More Craft Than Kindness

        John Trenchard, and especially Thomas Gordon, were very anti-Catholic writers.  But their Cato's Letters are an interesting example of Whig writing from the elegant eighteenth.  The following is from Cato's Letters #62.

       Idiots and lunaticks indeed, who cannot take care of themselves, must be taken care of by others:  But whilst men have their five senses, I cannot see what the magistrate has to do with actions by which the society cannot be affected;  and where he meddles with such, he meddles impertinently or tyrannically.  Must the magistrate tie up every man's legs, because some men fall into ditches?  Or, must he put out their eyes, because with them they see lying vanities?  Or, would it become the wisdom and care of governors to establish a travelling society, to prevent people, by a proper confinement, from throwing themselves into wells, or over precipices;  or to endow a fraternity of physicians and surgeons all over the nation, to take care of their subjects' health, without being consulted;  and to vomit, bleed, purge, and scarify them at pleasure, whether they would or no, just as these established judges of health should think fit?  If this were the case, what a stir and hubbub should we soon see kept about the established potions and lancets?  Every man, woman, or child, though ever so healthy, must be a patient, or woe be to them!  The best diet and medicines would soon grow pernicious from any other hand;  and their pills alone, however ridiculous, insufficient, or distasteful, would be attended with a blessing.
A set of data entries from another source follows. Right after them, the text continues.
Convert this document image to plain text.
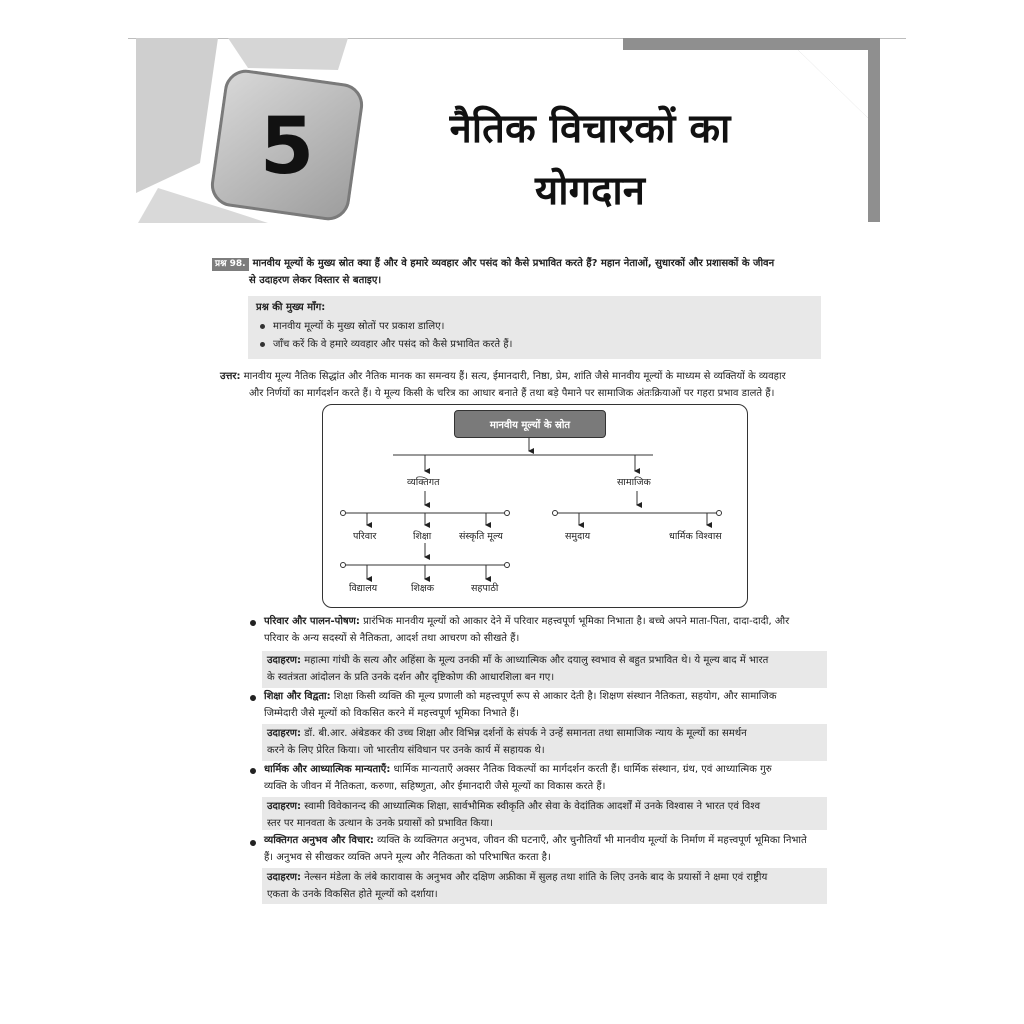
5	नैतिक विचारकों का
योगदान
प्रश्न 98. मानवीय मूल्यों के मुख्य स्रोत क्या हैं और वे हमारे व्यवहार और पसंद को कैसे प्रभावित करते हैं? महान नेताओं, सुधारकों और प्रशासकों के जीवन
से उदाहरण लेकर विस्तार से बताइए।
प्रश्न की मुख्य माँग:
मानवीय मूल्यों के मुख्य स्रोतों पर प्रकाश डालिए।
जाँच करें कि वे हमारे व्यवहार और पसंद को कैसे प्रभावित करते हैं।
उत्तर: मानवीय मूल्य नैतिक सिद्धांत और नैतिक मानक का समन्वय हैं। सत्य, ईमानदारी, निष्ठा, प्रेम, शांति जैसे मानवीय मूल्यों के माध्यम से व्यक्तियों के व्यवहार
और निर्णयों का मार्गदर्शन करते हैं। ये मूल्य किसी के चरित्र का आधार बनाते हैं तथा बड़े पैमाने पर सामाजिक अंतःक्रियाओं पर गहरा प्रभाव डालते हैं।
मानवीय मूल्यों के स्रोत
व्यक्तिगत	सामाजिक
परिवार	शिक्षा	संस्कृति मूल्य	समुदाय	धार्मिक विश्वास
विद्यालय	शिक्षक	सहपाठी
परिवार और पालन-पोषण: प्रारंभिक मानवीय मूल्यों को आकार देने में परिवार महत्त्वपूर्ण भूमिका निभाता है। बच्चे अपने माता-पिता, दादा-दादी, और
परिवार के अन्य सदस्यों से नैतिकता, आदर्श तथा आचरण को सीखते हैं।
उदाहरण: महात्मा गांधी के सत्य और अहिंसा के मूल्य उनकी माँ के आध्यात्मिक और दयालु स्वभाव से बहुत प्रभावित थे। ये मूल्य बाद में भारत
के स्वतंत्रता आंदोलन के प्रति उनके दर्शन और दृष्टिकोण की आधारशिला बन गए।
शिक्षा और विद्वता: शिक्षा किसी व्यक्ति की मूल्य प्रणाली को महत्त्वपूर्ण रूप से आकार देती है। शिक्षण संस्थान नैतिकता, सहयोग, और सामाजिक
जिम्मेदारी जैसे मूल्यों को विकसित करने में महत्त्वपूर्ण भूमिका निभाते हैं।
उदाहरण: डॉ. बी.आर. अंबेडकर की उच्च शिक्षा और विभिन्न दर्शनों के संपर्क ने उन्हें समानता तथा सामाजिक न्याय के मूल्यों का समर्थन
करने के लिए प्रेरित किया। जो भारतीय संविधान पर उनके कार्य में सहायक थे।
धार्मिक और आध्यात्मिक मान्यताएँ: धार्मिक मान्यताएँ अक्सर नैतिक विकल्पों का मार्गदर्शन करती हैं। धार्मिक संस्थान, ग्रंथ, एवं आध्यात्मिक गुरु
व्यक्ति के जीवन में नैतिकता, करुणा, सहिष्णुता, और ईमानदारी जैसे मूल्यों का विकास करते हैं।
उदाहरण: स्वामी विवेकानन्द की आध्यात्मिक शिक्षा, सार्वभौमिक स्वीकृति और सेवा के वेदांतिक आदर्शों में उनके विश्वास ने भारत एवं विश्व
स्तर पर मानवता के उत्थान के उनके प्रयासों को प्रभावित किया।
व्यक्तिगत अनुभव और विचार: व्यक्ति के व्यक्तिगत अनुभव, जीवन की घटनाएँ, और चुनौतियाँ भी मानवीय मूल्यों के निर्माण में महत्त्वपूर्ण भूमिका निभाते
हैं। अनुभव से सीखकर व्यक्ति अपने मूल्य और नैतिकता को परिभाषित करता है।
उदाहरण: नेल्सन मंडेला के लंबे कारावास के अनुभव और दक्षिण अफ्रीका में सुलह तथा शांति के लिए उनके बाद के प्रयासों ने क्षमा एवं राष्ट्रीय
एकता के उनके विकसित होते मूल्यों को दर्शाया।
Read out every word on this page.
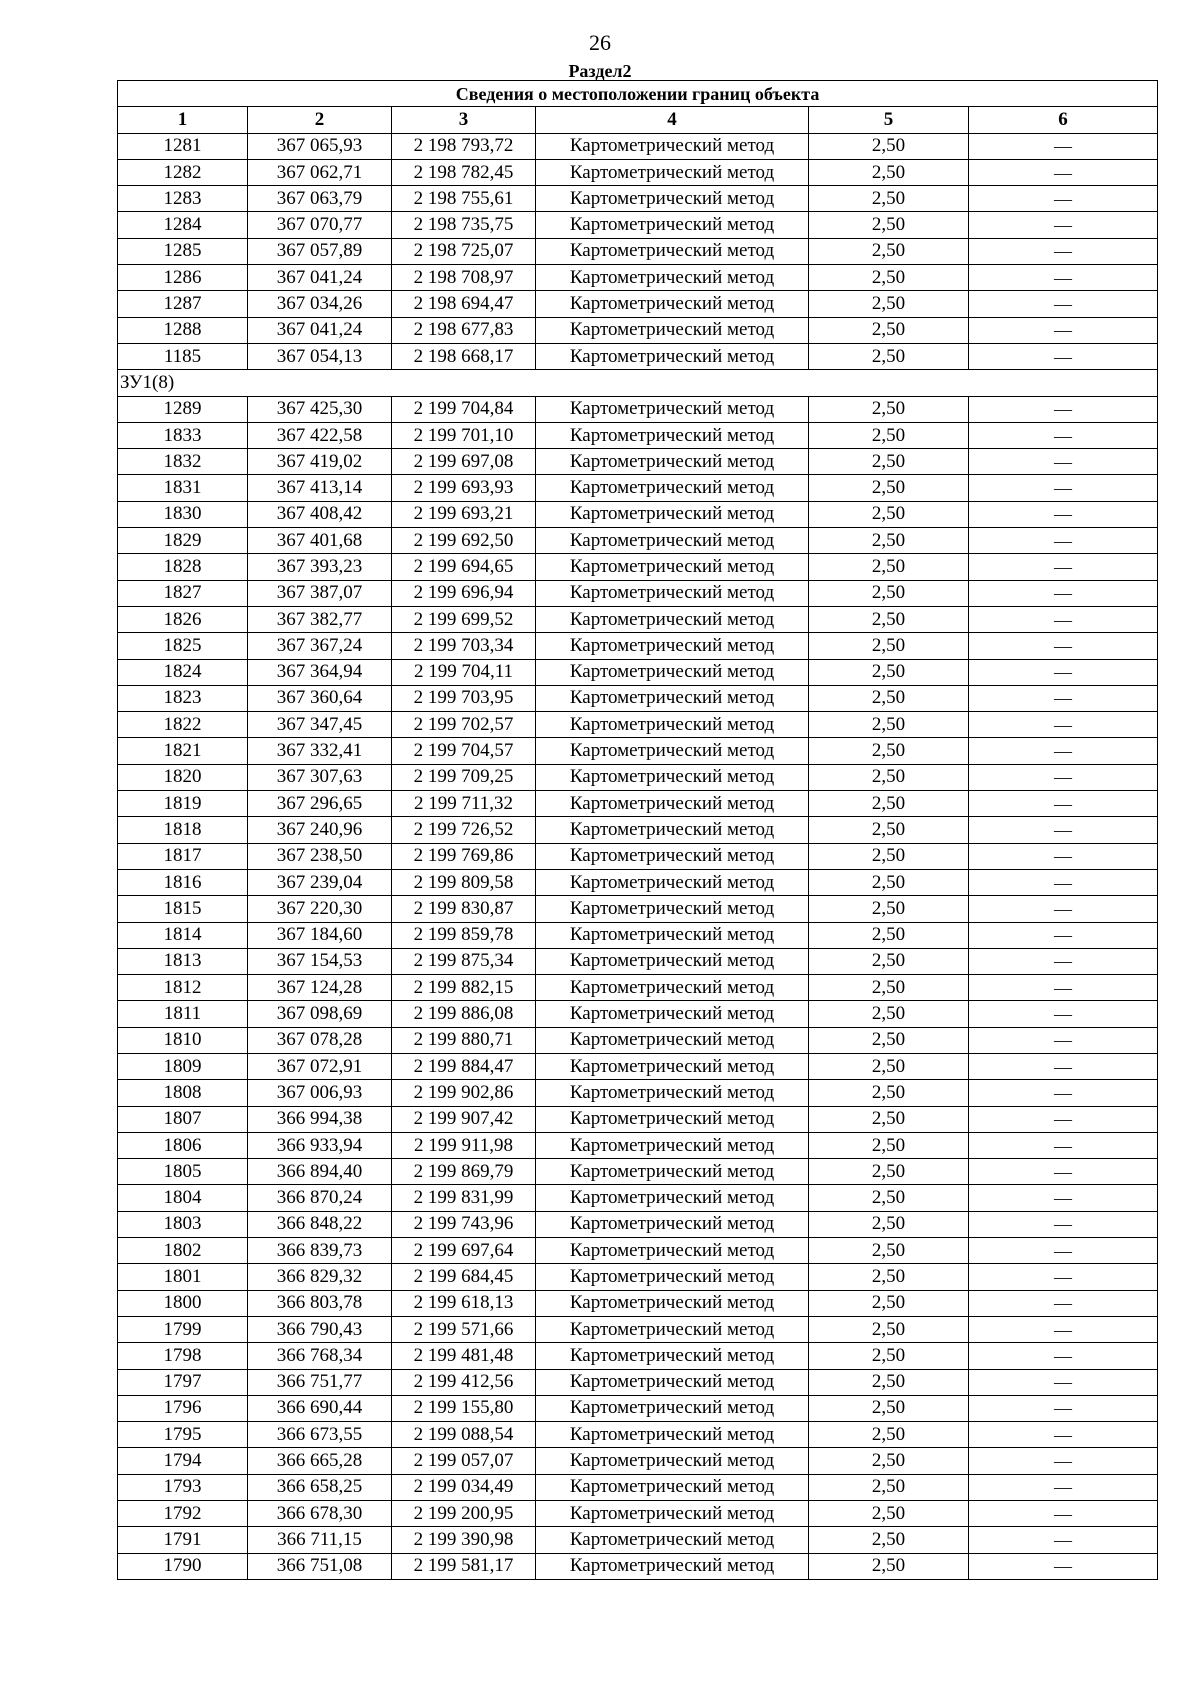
26
Раздел2
Сведения о местоположении границ объекта					
1	2	3	4	5	6
1281	367 065,93	2 198 793,72	Картометрический метод	2,50	—
1282	367 062,71	2 198 782,45	Картометрический метод	2,50	—
1283	367 063,79	2 198 755,61	Картометрический метод	2,50	—
1284	367 070,77	2 198 735,75	Картометрический метод	2,50	—
1285	367 057,89	2 198 725,07	Картометрический метод	2,50	—
1286	367 041,24	2 198 708,97	Картометрический метод	2,50	—
1287	367 034,26	2 198 694,47	Картометрический метод	2,50	—
1288	367 041,24	2 198 677,83	Картометрический метод	2,50	—
1185	367 054,13	2 198 668,17	Картометрический метод	2,50	—
ЗУ1(8)					
1289	367 425,30	2 199 704,84	Картометрический метод	2,50	—
1833	367 422,58	2 199 701,10	Картометрический метод	2,50	—
1832	367 419,02	2 199 697,08	Картометрический метод	2,50	—
1831	367 413,14	2 199 693,93	Картометрический метод	2,50	—
1830	367 408,42	2 199 693,21	Картометрический метод	2,50	—
1829	367 401,68	2 199 692,50	Картометрический метод	2,50	—
1828	367 393,23	2 199 694,65	Картометрический метод	2,50	—
1827	367 387,07	2 199 696,94	Картометрический метод	2,50	—
1826	367 382,77	2 199 699,52	Картометрический метод	2,50	—
1825	367 367,24	2 199 703,34	Картометрический метод	2,50	—
1824	367 364,94	2 199 704,11	Картометрический метод	2,50	—
1823	367 360,64	2 199 703,95	Картометрический метод	2,50	—
1822	367 347,45	2 199 702,57	Картометрический метод	2,50	—
1821	367 332,41	2 199 704,57	Картометрический метод	2,50	—
1820	367 307,63	2 199 709,25	Картометрический метод	2,50	—
1819	367 296,65	2 199 711,32	Картометрический метод	2,50	—
1818	367 240,96	2 199 726,52	Картометрический метод	2,50	—
1817	367 238,50	2 199 769,86	Картометрический метод	2,50	—
1816	367 239,04	2 199 809,58	Картометрический метод	2,50	—
1815	367 220,30	2 199 830,87	Картометрический метод	2,50	—
1814	367 184,60	2 199 859,78	Картометрический метод	2,50	—
1813	367 154,53	2 199 875,34	Картометрический метод	2,50	—
1812	367 124,28	2 199 882,15	Картометрический метод	2,50	—
1811	367 098,69	2 199 886,08	Картометрический метод	2,50	—
1810	367 078,28	2 199 880,71	Картометрический метод	2,50	—
1809	367 072,91	2 199 884,47	Картометрический метод	2,50	—
1808	367 006,93	2 199 902,86	Картометрический метод	2,50	—
1807	366 994,38	2 199 907,42	Картометрический метод	2,50	—
1806	366 933,94	2 199 911,98	Картометрический метод	2,50	—
1805	366 894,40	2 199 869,79	Картометрический метод	2,50	—
1804	366 870,24	2 199 831,99	Картометрический метод	2,50	—
1803	366 848,22	2 199 743,96	Картометрический метод	2,50	—
1802	366 839,73	2 199 697,64	Картометрический метод	2,50	—
1801	366 829,32	2 199 684,45	Картометрический метод	2,50	—
1800	366 803,78	2 199 618,13	Картометрический метод	2,50	—
1799	366 790,43	2 199 571,66	Картометрический метод	2,50	—
1798	366 768,34	2 199 481,48	Картометрический метод	2,50	—
1797	366 751,77	2 199 412,56	Картометрический метод	2,50	—
1796	366 690,44	2 199 155,80	Картометрический метод	2,50	—
1795	366 673,55	2 199 088,54	Картометрический метод	2,50	—
1794	366 665,28	2 199 057,07	Картометрический метод	2,50	—
1793	366 658,25	2 199 034,49	Картометрический метод	2,50	—
1792	366 678,30	2 199 200,95	Картометрический метод	2,50	—
1791	366 711,15	2 199 390,98	Картометрический метод	2,50	—
1790	366 751,08	2 199 581,17	Картометрический метод	2,50	—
       Let people alone, and they will take care of themselves, and do it best;  and if they do not, a sufficient punishment will follow their neglect, without the magistrate's interposition and penalties.  It is plain, that such busy care and officious intrusion into the personal affairs, or private actions, thoughts, and imaginations of men, has in it more craft than kindness;  and is only a device to mislead people, and pick their pockets, under the false pretence of the publick and their private good.  To quarrel with any man for his opinions, humours, or the fashion of his clothes, is an offense taken without being given.  What is it to a magistrate how I wash my hands, or cut my corns;  what fashion or colours I wear, or what notions I entertain, or what gestures I use, or what words I pronounce, when they please me, and do him and my neighbour no hurt?  As well may he determine the colour of my hair, and control my shape and features.
       True and impartial liberty is therefore the right of every man to pursue the natural, reasonable, and religious dictates of his own mind;  to think what he will, and act as he thinks, provided he acts not to the prejudice of another;  to spend his own money himself, and lay out the produce of his labour his own way;  and to labour for his own pleasure and profit, and not for others who are idle, and would live and riot by pillaging and oppressing him, and those that are like him.
        So that civil government is only a partial restraint put by the laws of agreement and society upon natural and absolute liberty, which might otherwise grow licentious:  And tyranny is an unlimited restraint put upon natural liberty, by the will of one or a few.  Magistracy, amongst a free people, is the exercise of power for the sake of the people;  and tyrants abuse the people, for the sake of power.  Free government is the protecting the people in their liberty by stated rules:  Tyranny is a brutish struggle for unlimited liberty to one or a few, who would rob all others of their liberty, and act by no rule but lawless lust.